Bernoulli's equation
Bernoulli's equation is a physical equation that describes the conservation of energy in a flowing fluid or gas medium. The equation is named after the Swiss mathematician and physicist Daniel Bernoulli, who first formulated it.
Bernoulli's equation, in its basic form, states that the total mechanical energy in a flowing liquid or gas medium is constant in the absence of external forces such as friction or resistance. This energy consists of three parts: the kinetic energy of the fluid movement, the potential energy of the gravitational field, and the pressure energy.

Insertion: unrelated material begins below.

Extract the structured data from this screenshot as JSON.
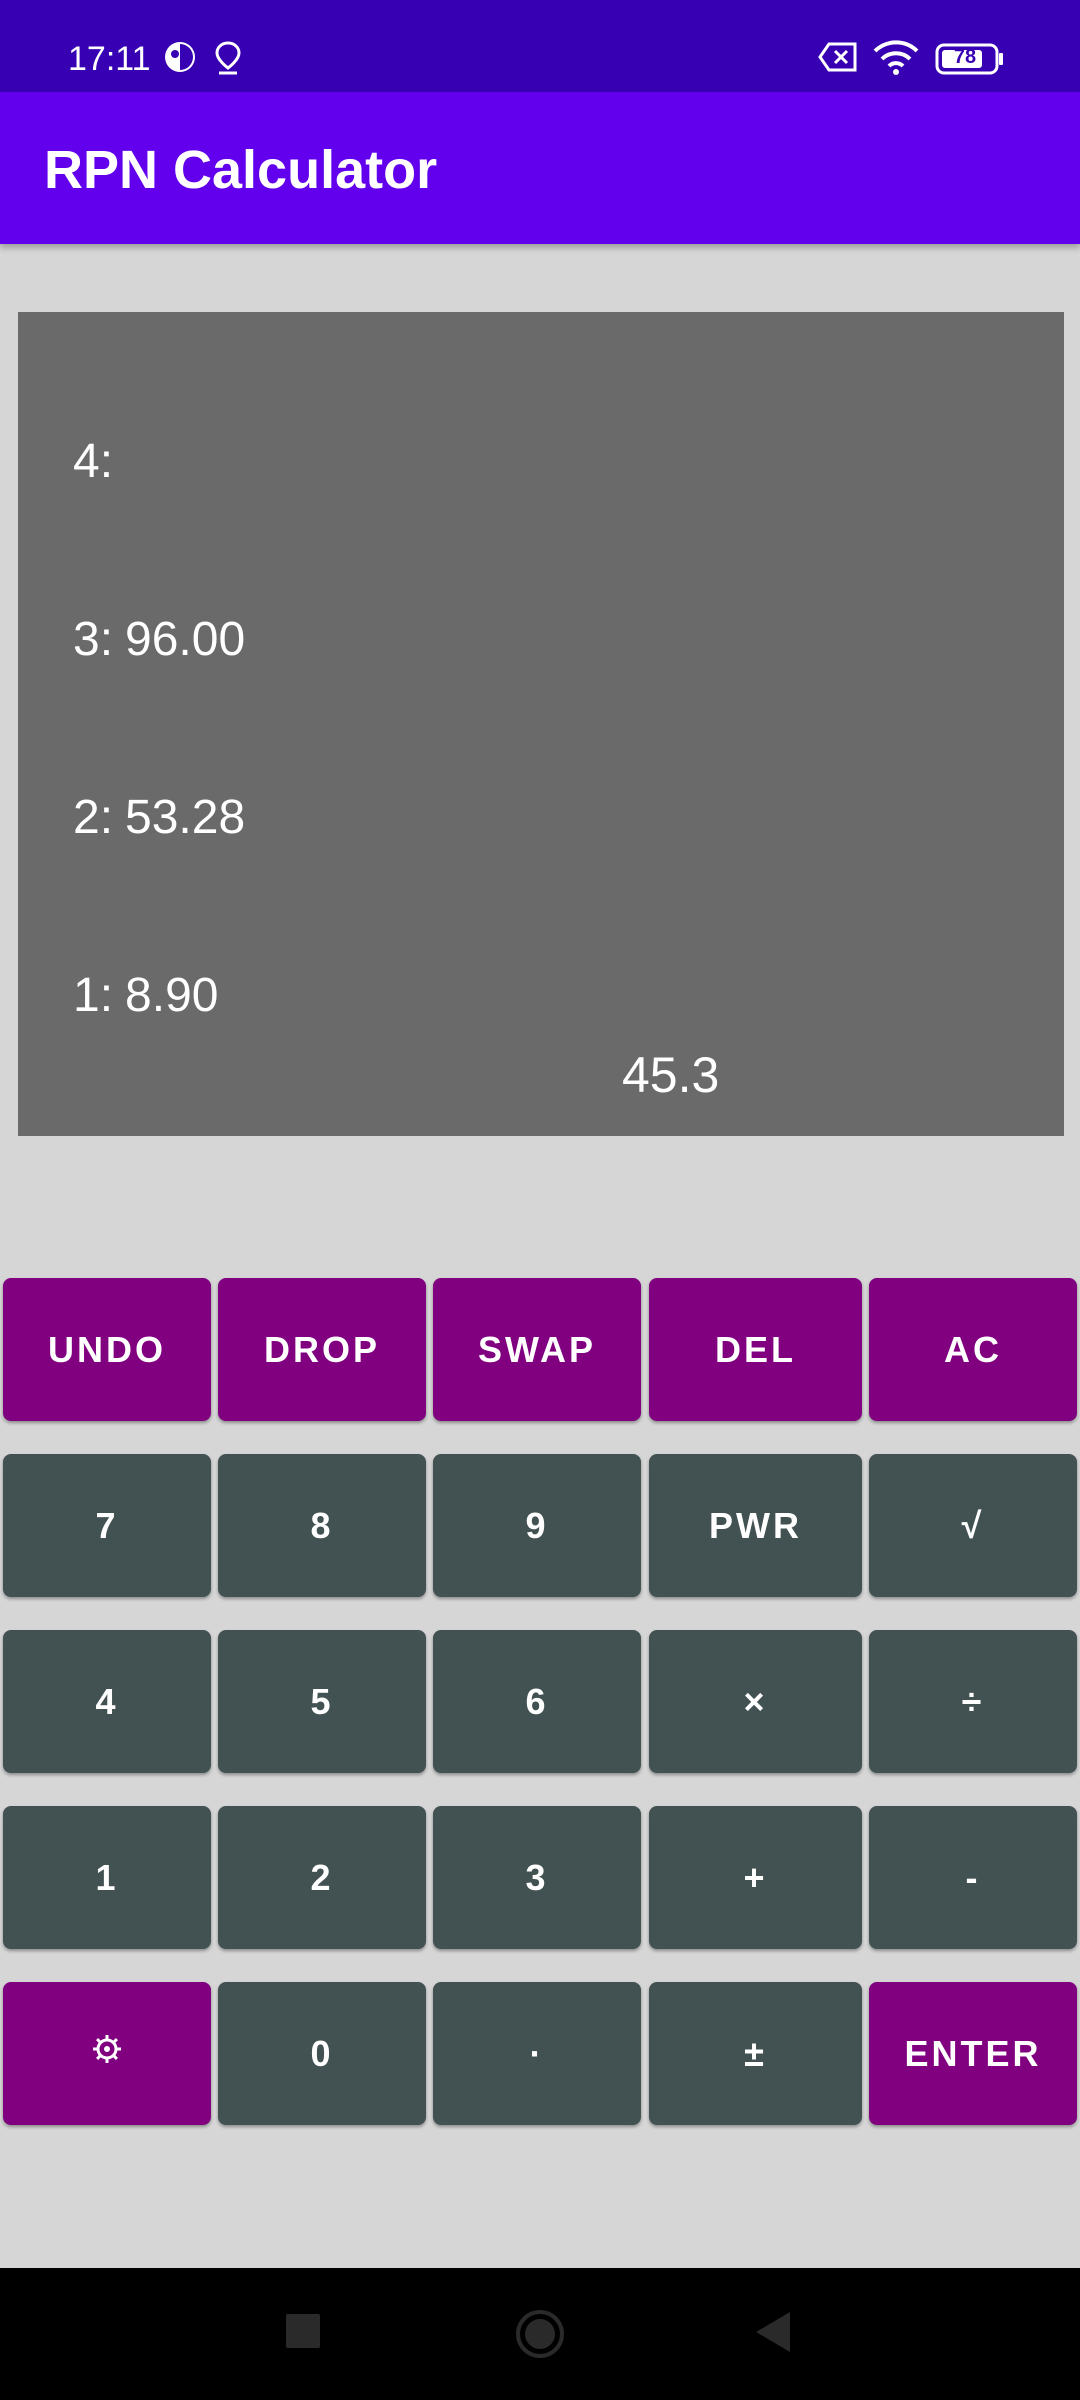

Mathematically, the Bernoulli equation is expressed as follows:
P + ½ ρv² + ρgh = constant
where:
P is the pressure of the liquid or gas,
ρ is the density of the liquid or gas,
v is the fluid or gas velocity,
g is the gravitational acceleration,
h is the height above the reference level.

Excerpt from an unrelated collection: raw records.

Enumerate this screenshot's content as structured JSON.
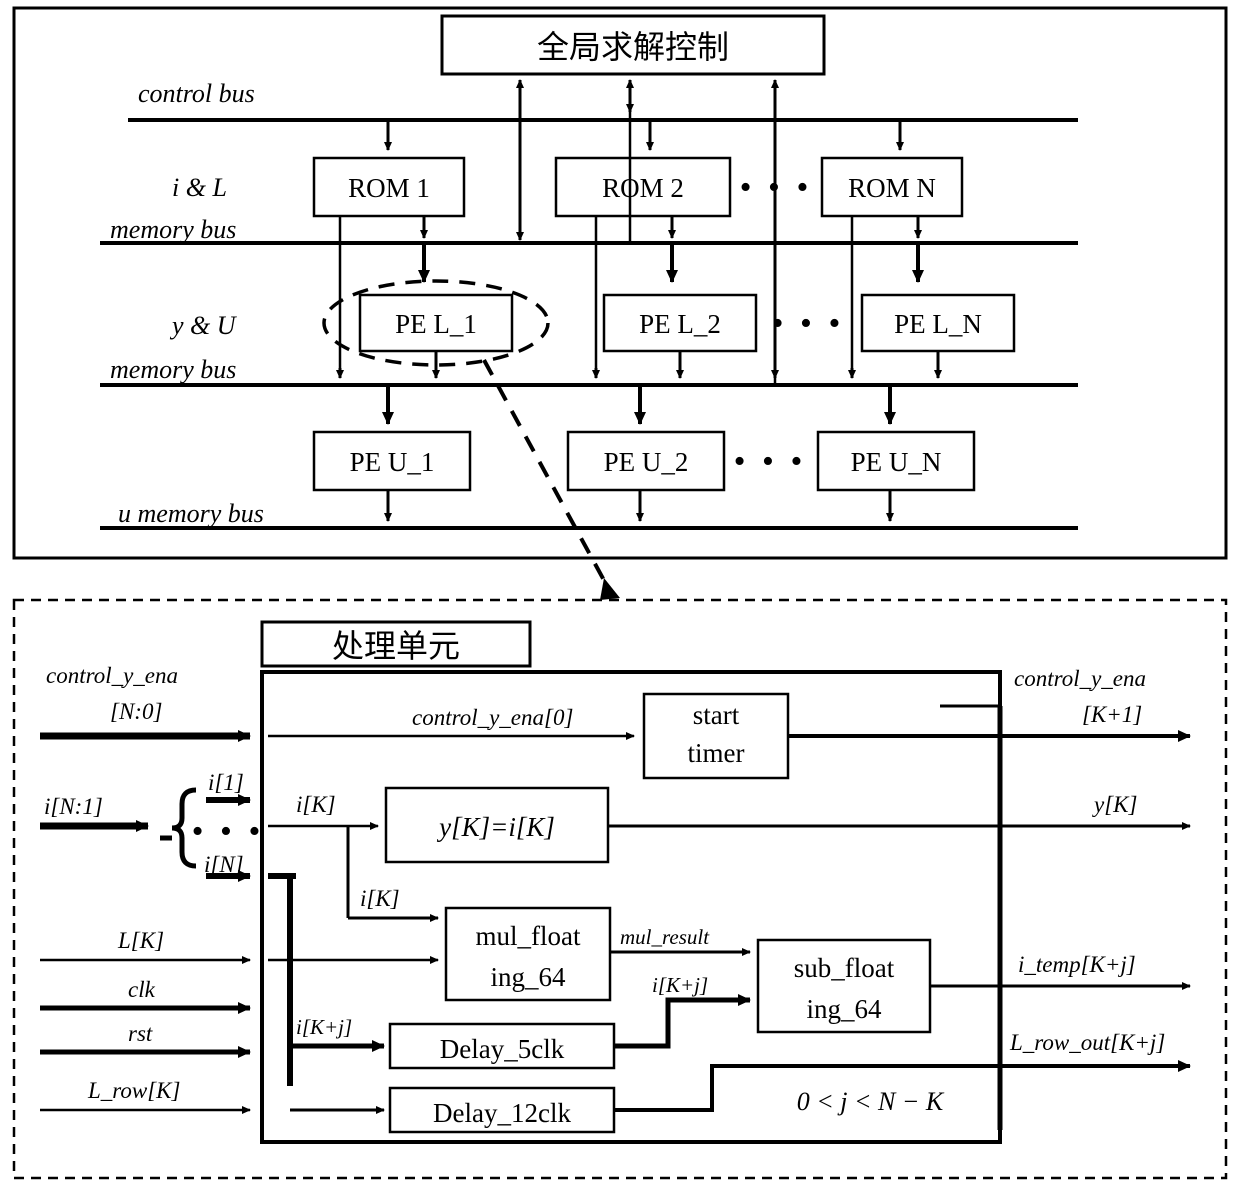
{
  "figure": {
    "domain": "diagram",
    "stroke_color": "#000000",
    "background": "#ffffff"
  },
  "top_panel": {
    "name": "architecture-overview",
    "global_control_box": "全局求解控制",
    "bus_labels": [
      {
        "id": "control-bus",
        "text": "control bus"
      },
      {
        "id": "i-l-memory-bus",
        "line1": "i & L",
        "line2": "memory bus"
      },
      {
        "id": "y-u-memory-bus",
        "line1": "y & U",
        "line2": "memory bus"
      },
      {
        "id": "u-memory-bus",
        "text": "u memory bus"
      }
    ],
    "rom_row": {
      "boxes": [
        "ROM 1",
        "ROM 2",
        "ROM N"
      ],
      "ellipsis": "• • •"
    },
    "pe_l_row": {
      "boxes": [
        "PE L_1",
        "PE L_2",
        "PE L_N"
      ],
      "ellipsis": "• • •",
      "highlighted": "PE L_1"
    },
    "pe_u_row": {
      "boxes": [
        "PE U_1",
        "PE U_2",
        "PE U_N"
      ],
      "ellipsis": "• • •"
    }
  },
  "bottom_panel": {
    "name": "processing-element-detail",
    "title": "处理单元",
    "condition": "0 < j < N − K",
    "inputs": [
      {
        "id": "control-y-ena-in",
        "line1": "control_y_ena",
        "line2": "[N:0]"
      },
      {
        "id": "i-bus-in",
        "text": "i[N:1]"
      },
      {
        "id": "i-1",
        "text": "i[1]"
      },
      {
        "id": "i-n",
        "text": "i[N]"
      },
      {
        "id": "i-dots",
        "text": "• • •"
      },
      {
        "id": "l-k",
        "text": "L[K]"
      },
      {
        "id": "clk",
        "text": "clk"
      },
      {
        "id": "rst",
        "text": "rst"
      },
      {
        "id": "l-row-k",
        "text": "L_row[K]"
      }
    ],
    "internal_signals": [
      {
        "id": "control-y-ena-0",
        "text": "control_y_ena[0]"
      },
      {
        "id": "i-k-to-y",
        "text": "i[K]"
      },
      {
        "id": "i-k-to-mul",
        "text": "i[K]"
      },
      {
        "id": "mul-result",
        "text": "mul_result"
      },
      {
        "id": "i-k-plus-j-to-sub",
        "text": "i[K+j]"
      },
      {
        "id": "i-k-plus-j-to-delay",
        "text": "i[K+j]"
      }
    ],
    "blocks": [
      {
        "id": "start-timer",
        "line1": "start",
        "line2": "timer"
      },
      {
        "id": "y-assign",
        "line1": "y[K]=i[K]",
        "line2": ""
      },
      {
        "id": "mul-floating-64",
        "line1": "mul_float",
        "line2": "ing_64"
      },
      {
        "id": "sub-floating-64",
        "line1": "sub_float",
        "line2": "ing_64"
      },
      {
        "id": "delay-5clk",
        "line1": "Delay_5clk",
        "line2": ""
      },
      {
        "id": "delay-12clk",
        "line1": "Delay_12clk",
        "line2": ""
      }
    ],
    "outputs": [
      {
        "id": "control-y-ena-out",
        "line1": "control_y_ena",
        "line2": "[K+1]"
      },
      {
        "id": "y-k-out",
        "text": "y[K]"
      },
      {
        "id": "i-temp-out",
        "text": "i_temp[K+j]"
      },
      {
        "id": "l-row-out",
        "text": "L_row_out[K+j]"
      }
    ]
  }
}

The equation therefore expresses a balanced relationship between pressure, velocity and height in a flowing environment. If any of these factors change, then the other energy in the equation changes as well.
Bernoulli's equation is a useful tool for analyzing the flow of liquids or gases in various situations, for example when studying liquid flow in a pipe, the movement of air over an airplane wing, or when calculating pressure differences in plumbing and HVAC systems.